As next steps toward reaching human patients, Herr’s lab is also working on new sensors that can be used to measure muscle strength and length, as well as new ways to implant a light source. If successful, the researchers hope their strategy could benefit people who have experienced stroke, limb amputation and spinal cord injury, as well as others who have impaired ability to control their limbs.
“This could lead to a minimally invasive strategy that would be a game-changer in terms of clinical care for people with limb pathology,” says Herr.
Funding: The research was funded by the K. Lisa Yang Center for Bionics at MIT.
About these news from optogenetics and neuroscience research
Author: Melanie Grados
Source: HAVE
Contact: Melanie Grados – MIT
Picture: Image is credited to Neuroscience News
Original Research: Closed access.
“Closed-Loop Optogenetic Neuromodulation Enables Fatigue-Resistant High-Fidelity Muscle Control” by Hugh Herr et al. Scientific robotics
Abstract
Closed-loop optogenetic neuromodulation enables high-fidelity, fatigue-resistant muscle control
Closed-loop neuroprostheses show promise in restoring movement in individuals with neurological disease.
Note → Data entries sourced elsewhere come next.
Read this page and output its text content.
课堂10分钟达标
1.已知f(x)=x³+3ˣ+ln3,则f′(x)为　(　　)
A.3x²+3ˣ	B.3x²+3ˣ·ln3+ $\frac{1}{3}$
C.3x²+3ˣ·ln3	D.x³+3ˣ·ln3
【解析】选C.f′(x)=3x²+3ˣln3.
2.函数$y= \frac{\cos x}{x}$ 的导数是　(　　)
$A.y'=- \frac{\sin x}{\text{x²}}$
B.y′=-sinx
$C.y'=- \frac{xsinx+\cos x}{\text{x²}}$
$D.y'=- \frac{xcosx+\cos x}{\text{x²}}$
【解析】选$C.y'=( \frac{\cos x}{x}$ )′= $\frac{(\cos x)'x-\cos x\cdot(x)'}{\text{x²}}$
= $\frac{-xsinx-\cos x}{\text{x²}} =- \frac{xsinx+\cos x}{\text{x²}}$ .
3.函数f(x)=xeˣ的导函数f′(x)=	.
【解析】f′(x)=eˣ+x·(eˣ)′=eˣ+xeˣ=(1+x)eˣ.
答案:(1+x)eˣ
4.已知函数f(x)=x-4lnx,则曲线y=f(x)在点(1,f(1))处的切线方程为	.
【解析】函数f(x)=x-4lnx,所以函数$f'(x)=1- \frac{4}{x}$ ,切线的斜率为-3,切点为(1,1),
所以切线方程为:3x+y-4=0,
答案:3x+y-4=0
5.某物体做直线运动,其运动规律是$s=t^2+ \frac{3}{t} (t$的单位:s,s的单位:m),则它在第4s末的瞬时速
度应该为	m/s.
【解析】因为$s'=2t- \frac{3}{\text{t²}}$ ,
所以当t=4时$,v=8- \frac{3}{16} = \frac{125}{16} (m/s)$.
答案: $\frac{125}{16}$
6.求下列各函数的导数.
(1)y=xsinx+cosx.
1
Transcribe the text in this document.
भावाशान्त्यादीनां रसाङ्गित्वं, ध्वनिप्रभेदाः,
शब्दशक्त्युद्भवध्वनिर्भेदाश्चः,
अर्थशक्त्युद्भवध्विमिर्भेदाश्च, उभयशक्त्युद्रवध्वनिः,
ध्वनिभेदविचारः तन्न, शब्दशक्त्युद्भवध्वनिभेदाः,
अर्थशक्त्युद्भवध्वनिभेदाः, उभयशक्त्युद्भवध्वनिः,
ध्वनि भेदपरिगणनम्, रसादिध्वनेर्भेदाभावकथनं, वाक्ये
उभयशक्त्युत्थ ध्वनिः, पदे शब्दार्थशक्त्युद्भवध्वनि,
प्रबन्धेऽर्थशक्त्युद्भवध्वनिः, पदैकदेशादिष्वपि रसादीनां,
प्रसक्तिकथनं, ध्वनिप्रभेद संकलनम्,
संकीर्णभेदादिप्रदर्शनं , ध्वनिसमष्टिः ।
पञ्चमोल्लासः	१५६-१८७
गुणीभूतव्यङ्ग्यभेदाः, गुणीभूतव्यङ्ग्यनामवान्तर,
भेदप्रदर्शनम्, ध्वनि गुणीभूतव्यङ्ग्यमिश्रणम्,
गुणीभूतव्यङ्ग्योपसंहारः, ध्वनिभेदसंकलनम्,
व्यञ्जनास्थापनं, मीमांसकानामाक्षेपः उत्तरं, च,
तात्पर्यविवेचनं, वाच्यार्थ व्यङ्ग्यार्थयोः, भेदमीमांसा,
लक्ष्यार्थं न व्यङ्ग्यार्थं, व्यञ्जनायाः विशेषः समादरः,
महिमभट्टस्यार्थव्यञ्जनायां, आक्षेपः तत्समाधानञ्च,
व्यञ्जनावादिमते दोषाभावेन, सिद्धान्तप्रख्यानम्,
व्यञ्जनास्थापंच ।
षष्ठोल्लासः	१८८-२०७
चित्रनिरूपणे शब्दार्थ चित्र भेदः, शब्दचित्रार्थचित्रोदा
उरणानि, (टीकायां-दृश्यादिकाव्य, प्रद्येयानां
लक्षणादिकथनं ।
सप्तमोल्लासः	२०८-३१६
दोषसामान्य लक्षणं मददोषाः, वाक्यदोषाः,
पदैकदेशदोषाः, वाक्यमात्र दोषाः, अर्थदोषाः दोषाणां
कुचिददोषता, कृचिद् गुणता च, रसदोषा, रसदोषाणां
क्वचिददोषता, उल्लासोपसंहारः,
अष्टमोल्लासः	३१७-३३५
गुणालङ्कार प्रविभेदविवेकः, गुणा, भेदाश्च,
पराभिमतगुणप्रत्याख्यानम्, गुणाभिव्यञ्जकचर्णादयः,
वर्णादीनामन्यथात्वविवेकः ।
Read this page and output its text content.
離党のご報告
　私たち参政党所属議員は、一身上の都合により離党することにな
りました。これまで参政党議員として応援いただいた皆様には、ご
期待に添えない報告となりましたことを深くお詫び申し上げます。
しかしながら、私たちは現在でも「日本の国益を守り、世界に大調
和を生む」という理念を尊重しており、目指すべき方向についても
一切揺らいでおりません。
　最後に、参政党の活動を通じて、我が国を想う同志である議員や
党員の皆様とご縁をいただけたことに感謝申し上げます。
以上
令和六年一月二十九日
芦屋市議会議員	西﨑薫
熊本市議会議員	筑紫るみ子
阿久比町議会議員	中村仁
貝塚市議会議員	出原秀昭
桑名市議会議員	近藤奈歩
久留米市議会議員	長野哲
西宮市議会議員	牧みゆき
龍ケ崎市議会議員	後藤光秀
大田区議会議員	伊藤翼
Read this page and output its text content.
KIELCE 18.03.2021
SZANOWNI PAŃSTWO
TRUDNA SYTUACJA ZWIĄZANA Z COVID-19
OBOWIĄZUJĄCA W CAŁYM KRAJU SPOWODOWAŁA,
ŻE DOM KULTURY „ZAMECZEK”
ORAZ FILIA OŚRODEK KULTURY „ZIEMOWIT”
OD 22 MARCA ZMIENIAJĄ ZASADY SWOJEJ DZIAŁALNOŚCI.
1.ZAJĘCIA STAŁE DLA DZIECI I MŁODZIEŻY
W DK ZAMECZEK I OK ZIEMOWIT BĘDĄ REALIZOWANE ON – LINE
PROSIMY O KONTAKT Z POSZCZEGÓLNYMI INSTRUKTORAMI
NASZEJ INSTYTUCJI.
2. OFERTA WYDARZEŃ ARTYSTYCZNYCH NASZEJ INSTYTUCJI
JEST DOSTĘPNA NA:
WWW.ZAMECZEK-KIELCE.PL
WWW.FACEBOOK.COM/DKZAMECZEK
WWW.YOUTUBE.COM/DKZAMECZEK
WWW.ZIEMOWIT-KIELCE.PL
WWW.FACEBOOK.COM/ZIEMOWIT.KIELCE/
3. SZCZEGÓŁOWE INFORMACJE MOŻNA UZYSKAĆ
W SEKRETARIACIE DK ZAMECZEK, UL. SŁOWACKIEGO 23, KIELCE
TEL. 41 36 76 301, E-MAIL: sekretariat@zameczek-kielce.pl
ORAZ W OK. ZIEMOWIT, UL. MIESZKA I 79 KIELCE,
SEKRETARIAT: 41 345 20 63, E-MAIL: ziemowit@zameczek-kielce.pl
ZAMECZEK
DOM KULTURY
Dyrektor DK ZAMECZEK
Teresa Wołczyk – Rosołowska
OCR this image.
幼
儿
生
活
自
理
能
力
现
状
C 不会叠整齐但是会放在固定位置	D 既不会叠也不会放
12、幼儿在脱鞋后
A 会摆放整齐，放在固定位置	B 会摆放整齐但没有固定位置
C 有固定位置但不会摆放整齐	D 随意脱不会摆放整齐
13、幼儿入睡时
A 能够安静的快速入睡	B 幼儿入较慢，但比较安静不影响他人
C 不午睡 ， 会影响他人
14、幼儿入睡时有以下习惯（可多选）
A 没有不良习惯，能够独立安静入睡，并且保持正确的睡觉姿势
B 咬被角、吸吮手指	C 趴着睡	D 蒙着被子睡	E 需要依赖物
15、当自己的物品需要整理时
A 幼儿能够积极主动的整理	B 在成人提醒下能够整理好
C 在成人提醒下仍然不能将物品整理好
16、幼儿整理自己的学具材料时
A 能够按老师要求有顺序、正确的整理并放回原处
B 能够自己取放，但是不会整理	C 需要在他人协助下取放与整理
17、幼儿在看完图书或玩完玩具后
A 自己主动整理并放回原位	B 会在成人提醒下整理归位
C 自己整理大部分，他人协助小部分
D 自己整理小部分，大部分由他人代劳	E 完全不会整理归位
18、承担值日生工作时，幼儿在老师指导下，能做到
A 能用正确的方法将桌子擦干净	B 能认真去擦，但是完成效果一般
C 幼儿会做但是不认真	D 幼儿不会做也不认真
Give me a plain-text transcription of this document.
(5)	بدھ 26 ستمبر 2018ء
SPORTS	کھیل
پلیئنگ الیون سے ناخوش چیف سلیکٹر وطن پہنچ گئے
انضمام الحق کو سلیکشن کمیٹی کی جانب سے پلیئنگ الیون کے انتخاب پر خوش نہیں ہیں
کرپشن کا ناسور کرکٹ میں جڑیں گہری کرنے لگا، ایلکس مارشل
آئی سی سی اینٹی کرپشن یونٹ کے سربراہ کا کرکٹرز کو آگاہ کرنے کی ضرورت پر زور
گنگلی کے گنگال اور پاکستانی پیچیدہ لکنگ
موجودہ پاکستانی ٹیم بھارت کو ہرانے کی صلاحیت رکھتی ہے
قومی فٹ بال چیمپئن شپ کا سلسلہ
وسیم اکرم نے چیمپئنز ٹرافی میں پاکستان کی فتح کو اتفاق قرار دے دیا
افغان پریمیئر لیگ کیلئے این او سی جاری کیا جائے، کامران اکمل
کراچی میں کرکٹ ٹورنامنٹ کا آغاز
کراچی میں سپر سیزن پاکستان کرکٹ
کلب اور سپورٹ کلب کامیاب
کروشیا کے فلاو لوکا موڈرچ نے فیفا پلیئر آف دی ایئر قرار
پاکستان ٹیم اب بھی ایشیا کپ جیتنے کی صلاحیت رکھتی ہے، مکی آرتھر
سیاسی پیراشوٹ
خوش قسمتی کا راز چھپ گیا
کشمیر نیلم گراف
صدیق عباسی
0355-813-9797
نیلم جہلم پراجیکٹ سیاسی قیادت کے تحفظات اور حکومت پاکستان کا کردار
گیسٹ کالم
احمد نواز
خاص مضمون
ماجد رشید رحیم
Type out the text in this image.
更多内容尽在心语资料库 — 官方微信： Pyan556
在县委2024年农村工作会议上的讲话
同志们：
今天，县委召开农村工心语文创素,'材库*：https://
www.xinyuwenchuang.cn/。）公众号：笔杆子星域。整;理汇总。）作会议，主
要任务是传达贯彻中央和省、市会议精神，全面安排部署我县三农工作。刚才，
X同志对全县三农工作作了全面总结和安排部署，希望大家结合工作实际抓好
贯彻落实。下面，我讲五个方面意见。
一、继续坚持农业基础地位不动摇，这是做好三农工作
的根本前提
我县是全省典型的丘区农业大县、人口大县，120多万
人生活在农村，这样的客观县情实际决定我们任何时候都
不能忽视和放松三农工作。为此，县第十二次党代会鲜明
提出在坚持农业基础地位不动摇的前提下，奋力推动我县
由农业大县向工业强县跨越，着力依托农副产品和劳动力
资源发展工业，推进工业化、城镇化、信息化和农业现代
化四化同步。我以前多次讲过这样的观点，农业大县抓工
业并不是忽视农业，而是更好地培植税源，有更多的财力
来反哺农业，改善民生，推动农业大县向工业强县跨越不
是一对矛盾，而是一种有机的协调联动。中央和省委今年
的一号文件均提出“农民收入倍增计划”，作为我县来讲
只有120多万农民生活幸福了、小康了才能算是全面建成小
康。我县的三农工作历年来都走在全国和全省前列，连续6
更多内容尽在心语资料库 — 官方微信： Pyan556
However, conventional functional electrical stimulation (FES)-based activation strategies cannot accurately modulate muscle force and exhibit rapid fatigue due to their non-physiological recruitment mechanism.
Here, we present a closed-loop control framework that utilizes physiological force modulation under functional optogenetic stimulation (FOS) to enable high-fidelity muscle control over extended periods (>60 min) in vivo.
First, we revealed the force modulation characteristic of FOS, which shows a more physiological recruitment and a significantly higher range of modulation (>320%) compared to FES.
Second, we developed a neuromuscular model that accurately describes the highly nonlinear dynamics of optogenetically stimulated muscle.
Third, based on an optogenetic model, we demonstrated real-time muscle force control with improved performance and fatigue resistance compared to FES.
This work lays the foundation for fatigue-resistant neuroprostheses and optogenetically controlled biohybrid robots with high-fidelity force modulation.